The distillation technique used here requires no access to model weights, architecture, or training data. Attackers query the API at scale, collect input-output pairs, and fine-tune a competing model on those results. The resulting system can match the target model's capability profile while skipping the alignment and safety training that went into the original. Anthropic told senators that a distilled model could inherit Claude's software-engineering performance without the behavioral guardrails built in through its alignment pipeline.

That safety gap is why Anthropic escalated to the Senate rather than filing a terms-of-service complaint. The company's policy requests were concrete: clarify antitrust rules so U.S. AI companies can share distillation threat intelligence legally, expand semiconductor export controls, and pass legislation imposing penalties on AI developers caught running unauthorized distillation campaigns.

For anyone operating AI-powered products on Claude's API, the disclosure matters for two reasons. First, it is direct evidence that sophisticated actors are already attempting to replicate frontier model behavior at commercial scale. Second, it signals that Anthropic is pushing for legislation that could affect the competitive landscape of the models available in the market. Operators building on Claude should watch whether the Senate Banking Committee schedules a hearing and whether companion bills in the House advance through the defense appropriations cycle.

Context

Anthropic brought the same evidence to the White House as supporting context for the Fable 5 export-control directive. The Commerce Department issued that directive on June 12, 2026, ordering Anthropic to suspend access to Claude Fable 5 and Mythos 5 for foreign nationals globally. Anthropic complied while publicly characterizing the order as a misunderstanding. The Senate letter and the White House briefing together constitute Anthropic's argument that restricting access and fighting distillation are complementary national security measures, not contradictions.
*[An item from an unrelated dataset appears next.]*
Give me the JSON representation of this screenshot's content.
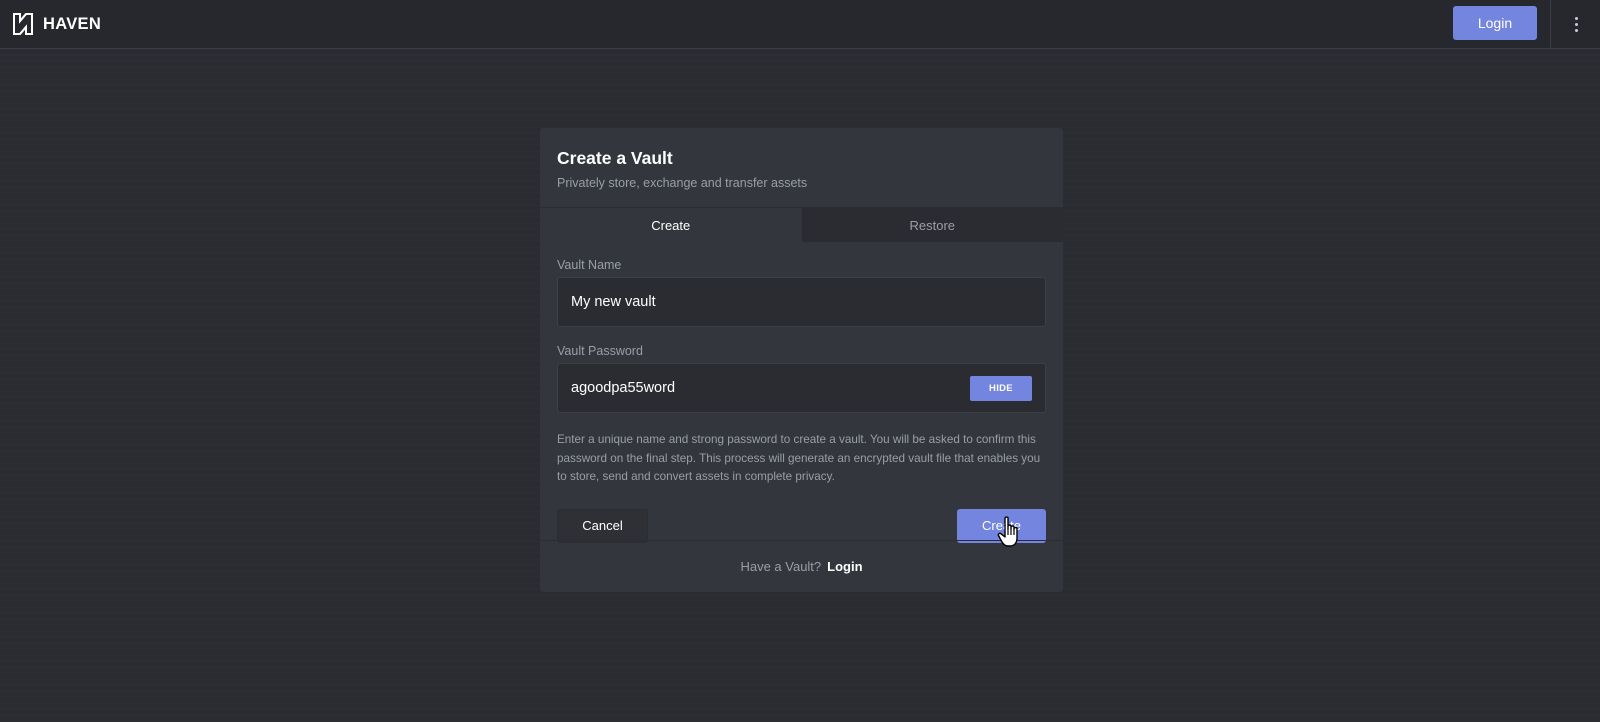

Senators Bill Hagerty and Andy Kim announced plans to introduce a defense-bill amendment that would sanction any Chinese firm found improperly accessing U.S. AI model outputs to train competing models. A bipartisan House bill with similar scope was under consideration for the same defense measure, per TechTimes.

What to watch next

Alibaba's formal response, if one comes, will be the next data point. A Senate Banking Committee hearing on AI distillation would mark a significant escalation from a corporate letter to congressional oversight. Watch also for OpenAI or Google to file parallel complaints. If multiple frontier labs disclose simultaneously, the story shifts from a bilateral corporate dispute to a systemic infrastructure-security issue.